A parser for invalid JSON
GNU Affero General Public License v3.0
307 stars 30 forks source link

Single quote is not escaped and totally breaks the export #16

Closed Benraay closed 5 years ago

Benraay commented 5 years ago

in this test I just removed second quote on coolCSS { "key": "<div class="coolCSS>some text</div>" } when parsing it exports this : "{"

it should only escape like this { "key": "<div class=\"coolCSS>some text</div>" }

RyanMarcus commented 5 years ago

Sorry, the GitHub notification got sent to my spam folder -- I'll look into this a little later this week.

RyanMarcus commented 5 years ago

There's a lot of ambiguity here.

{ "key": "xxx"yyy", "key2": "zzz" }

Ideally, we want this to parse to {"key": "xxx\"yyy", "key2": "zzz" }, but we could also interpret this as {"key": "xxx\"yyy\", \"key2\": \"zzz\" }" } (e.g., everything was meant to be included in key).

Depending on context, sometimes the parser will pick the first option, other times the second... this is the nature of ambiguous data.

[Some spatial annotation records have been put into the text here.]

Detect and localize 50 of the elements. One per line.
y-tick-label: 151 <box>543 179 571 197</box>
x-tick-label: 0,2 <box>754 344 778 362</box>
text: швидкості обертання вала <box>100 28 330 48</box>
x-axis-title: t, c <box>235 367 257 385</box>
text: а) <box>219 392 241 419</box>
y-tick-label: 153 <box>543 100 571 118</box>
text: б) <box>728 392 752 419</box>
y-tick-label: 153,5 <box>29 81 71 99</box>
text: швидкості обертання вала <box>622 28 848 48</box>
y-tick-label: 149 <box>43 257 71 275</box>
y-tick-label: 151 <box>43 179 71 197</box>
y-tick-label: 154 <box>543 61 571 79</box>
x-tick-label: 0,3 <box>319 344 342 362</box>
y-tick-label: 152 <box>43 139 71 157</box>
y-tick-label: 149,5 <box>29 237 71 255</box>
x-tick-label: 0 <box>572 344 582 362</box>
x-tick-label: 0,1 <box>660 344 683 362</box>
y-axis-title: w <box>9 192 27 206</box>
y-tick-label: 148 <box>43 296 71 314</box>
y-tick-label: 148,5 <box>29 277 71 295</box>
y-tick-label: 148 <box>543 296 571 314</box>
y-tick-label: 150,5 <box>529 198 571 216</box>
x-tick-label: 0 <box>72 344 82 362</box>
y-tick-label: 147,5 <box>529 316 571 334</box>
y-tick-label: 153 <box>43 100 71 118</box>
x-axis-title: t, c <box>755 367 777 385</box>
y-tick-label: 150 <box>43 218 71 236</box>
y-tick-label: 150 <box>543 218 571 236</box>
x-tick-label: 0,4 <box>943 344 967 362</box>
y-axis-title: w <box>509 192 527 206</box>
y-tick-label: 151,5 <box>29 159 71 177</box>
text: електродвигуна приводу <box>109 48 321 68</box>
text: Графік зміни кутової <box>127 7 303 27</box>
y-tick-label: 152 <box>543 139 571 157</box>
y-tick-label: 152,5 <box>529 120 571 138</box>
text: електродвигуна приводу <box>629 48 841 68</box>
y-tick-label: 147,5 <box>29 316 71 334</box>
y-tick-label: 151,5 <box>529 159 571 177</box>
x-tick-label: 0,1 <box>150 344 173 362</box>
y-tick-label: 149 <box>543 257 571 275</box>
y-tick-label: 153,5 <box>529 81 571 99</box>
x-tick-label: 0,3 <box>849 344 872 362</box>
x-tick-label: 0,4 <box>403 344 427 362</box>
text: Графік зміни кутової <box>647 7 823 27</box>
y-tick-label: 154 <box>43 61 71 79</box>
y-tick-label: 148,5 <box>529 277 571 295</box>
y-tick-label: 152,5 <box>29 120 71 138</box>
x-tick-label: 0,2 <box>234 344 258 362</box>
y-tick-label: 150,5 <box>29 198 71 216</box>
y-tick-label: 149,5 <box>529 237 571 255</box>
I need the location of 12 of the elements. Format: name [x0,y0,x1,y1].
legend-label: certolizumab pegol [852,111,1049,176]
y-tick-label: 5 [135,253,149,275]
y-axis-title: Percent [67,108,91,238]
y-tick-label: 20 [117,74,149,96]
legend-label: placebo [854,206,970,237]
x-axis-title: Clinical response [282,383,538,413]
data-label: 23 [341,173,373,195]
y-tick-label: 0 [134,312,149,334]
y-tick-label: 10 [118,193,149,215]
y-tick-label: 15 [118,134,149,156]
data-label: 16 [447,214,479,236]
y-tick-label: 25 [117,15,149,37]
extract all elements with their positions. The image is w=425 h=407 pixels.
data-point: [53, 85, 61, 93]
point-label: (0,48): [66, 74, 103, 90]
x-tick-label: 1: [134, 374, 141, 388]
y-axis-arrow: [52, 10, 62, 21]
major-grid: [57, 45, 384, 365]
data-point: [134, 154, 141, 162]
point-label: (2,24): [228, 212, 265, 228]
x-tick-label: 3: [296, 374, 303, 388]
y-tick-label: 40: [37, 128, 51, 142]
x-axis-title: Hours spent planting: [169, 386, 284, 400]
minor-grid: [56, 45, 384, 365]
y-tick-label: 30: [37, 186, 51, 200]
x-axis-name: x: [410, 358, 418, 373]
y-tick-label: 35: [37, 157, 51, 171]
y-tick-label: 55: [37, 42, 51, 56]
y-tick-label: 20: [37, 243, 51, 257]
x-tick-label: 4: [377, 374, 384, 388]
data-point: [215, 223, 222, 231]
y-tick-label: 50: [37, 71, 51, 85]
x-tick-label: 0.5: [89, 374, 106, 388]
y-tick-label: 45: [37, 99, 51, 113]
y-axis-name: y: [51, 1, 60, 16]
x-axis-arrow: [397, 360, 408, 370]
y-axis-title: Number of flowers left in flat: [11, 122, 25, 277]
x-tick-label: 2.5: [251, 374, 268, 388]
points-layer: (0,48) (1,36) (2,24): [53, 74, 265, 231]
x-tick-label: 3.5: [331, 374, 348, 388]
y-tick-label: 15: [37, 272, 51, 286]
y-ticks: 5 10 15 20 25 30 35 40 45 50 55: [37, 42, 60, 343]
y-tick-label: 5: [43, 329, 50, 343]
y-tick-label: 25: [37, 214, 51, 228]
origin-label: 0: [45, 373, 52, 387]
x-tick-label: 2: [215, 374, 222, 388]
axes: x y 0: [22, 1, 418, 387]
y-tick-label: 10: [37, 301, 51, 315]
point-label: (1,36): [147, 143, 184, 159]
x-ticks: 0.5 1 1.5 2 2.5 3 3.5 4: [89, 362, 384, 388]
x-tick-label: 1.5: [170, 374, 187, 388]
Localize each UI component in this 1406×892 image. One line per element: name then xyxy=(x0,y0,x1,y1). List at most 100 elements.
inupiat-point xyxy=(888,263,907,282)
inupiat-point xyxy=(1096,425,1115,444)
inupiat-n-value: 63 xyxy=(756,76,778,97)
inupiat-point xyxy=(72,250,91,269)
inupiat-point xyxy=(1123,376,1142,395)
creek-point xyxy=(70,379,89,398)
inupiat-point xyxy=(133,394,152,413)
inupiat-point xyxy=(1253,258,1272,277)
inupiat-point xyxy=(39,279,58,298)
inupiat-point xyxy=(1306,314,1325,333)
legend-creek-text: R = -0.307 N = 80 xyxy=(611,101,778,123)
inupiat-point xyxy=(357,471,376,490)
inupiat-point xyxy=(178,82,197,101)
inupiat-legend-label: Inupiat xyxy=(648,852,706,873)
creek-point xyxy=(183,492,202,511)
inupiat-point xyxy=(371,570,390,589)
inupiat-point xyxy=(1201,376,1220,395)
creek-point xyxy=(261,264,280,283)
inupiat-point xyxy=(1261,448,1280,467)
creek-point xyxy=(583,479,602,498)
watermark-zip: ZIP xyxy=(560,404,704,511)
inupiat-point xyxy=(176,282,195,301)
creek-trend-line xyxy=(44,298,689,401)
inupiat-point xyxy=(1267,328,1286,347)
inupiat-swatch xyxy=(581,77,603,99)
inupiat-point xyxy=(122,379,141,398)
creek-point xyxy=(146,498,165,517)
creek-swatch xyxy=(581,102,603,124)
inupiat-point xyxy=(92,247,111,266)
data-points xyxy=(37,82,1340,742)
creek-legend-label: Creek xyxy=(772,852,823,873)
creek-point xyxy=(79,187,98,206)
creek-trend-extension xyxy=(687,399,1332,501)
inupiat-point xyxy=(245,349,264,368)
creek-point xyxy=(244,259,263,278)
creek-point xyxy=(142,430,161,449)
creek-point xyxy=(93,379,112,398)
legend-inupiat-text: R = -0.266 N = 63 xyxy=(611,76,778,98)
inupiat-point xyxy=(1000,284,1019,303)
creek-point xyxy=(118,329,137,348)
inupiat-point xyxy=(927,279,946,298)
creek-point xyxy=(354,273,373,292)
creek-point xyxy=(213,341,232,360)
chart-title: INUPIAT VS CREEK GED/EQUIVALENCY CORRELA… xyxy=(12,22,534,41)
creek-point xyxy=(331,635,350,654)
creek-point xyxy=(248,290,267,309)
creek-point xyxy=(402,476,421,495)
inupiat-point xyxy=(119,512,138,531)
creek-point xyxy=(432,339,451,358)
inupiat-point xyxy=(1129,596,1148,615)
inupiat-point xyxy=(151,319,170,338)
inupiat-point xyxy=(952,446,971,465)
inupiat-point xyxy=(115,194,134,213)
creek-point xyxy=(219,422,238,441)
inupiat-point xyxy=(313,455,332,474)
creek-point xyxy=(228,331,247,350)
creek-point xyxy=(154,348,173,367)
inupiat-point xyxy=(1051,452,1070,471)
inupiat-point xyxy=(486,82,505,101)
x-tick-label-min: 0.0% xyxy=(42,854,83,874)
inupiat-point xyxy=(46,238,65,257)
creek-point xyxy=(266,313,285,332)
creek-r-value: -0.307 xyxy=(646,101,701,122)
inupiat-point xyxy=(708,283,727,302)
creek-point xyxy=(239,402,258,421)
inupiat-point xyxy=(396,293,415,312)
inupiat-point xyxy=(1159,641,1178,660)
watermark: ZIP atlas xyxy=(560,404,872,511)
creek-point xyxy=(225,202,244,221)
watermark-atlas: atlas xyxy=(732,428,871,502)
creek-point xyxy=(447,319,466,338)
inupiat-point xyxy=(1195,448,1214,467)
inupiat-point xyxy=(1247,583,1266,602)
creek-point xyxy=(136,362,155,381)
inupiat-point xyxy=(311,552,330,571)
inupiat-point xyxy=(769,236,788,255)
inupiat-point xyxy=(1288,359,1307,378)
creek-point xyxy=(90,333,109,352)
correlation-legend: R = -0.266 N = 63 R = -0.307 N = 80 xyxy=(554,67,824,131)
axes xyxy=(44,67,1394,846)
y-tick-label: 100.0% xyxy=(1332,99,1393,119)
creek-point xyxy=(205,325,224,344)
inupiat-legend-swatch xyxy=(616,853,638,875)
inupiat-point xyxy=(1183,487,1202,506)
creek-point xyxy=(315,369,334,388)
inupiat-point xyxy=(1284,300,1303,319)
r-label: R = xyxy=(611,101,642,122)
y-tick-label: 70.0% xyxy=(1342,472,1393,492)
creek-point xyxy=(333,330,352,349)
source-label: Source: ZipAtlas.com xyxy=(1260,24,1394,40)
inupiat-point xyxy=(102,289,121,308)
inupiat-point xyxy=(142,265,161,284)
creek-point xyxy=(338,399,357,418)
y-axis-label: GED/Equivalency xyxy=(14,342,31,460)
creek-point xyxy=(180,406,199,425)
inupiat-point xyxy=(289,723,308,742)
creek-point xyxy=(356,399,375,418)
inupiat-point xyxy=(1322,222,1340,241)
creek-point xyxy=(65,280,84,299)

I think making the heuristics more intelligent would require a substantial rewrite of the parser.

This particular bug (parsing to {) is also due to the parser thinking the last lexeme is a quoted }... so the structure never appears closed. I'll fix this, but the behavior still might not be as expected.

RyanMarcus commented 5 years ago

The bug is "fixed" in 0.7.1.. Getting the semantics of this particular parse correct will have to put off until the next major version.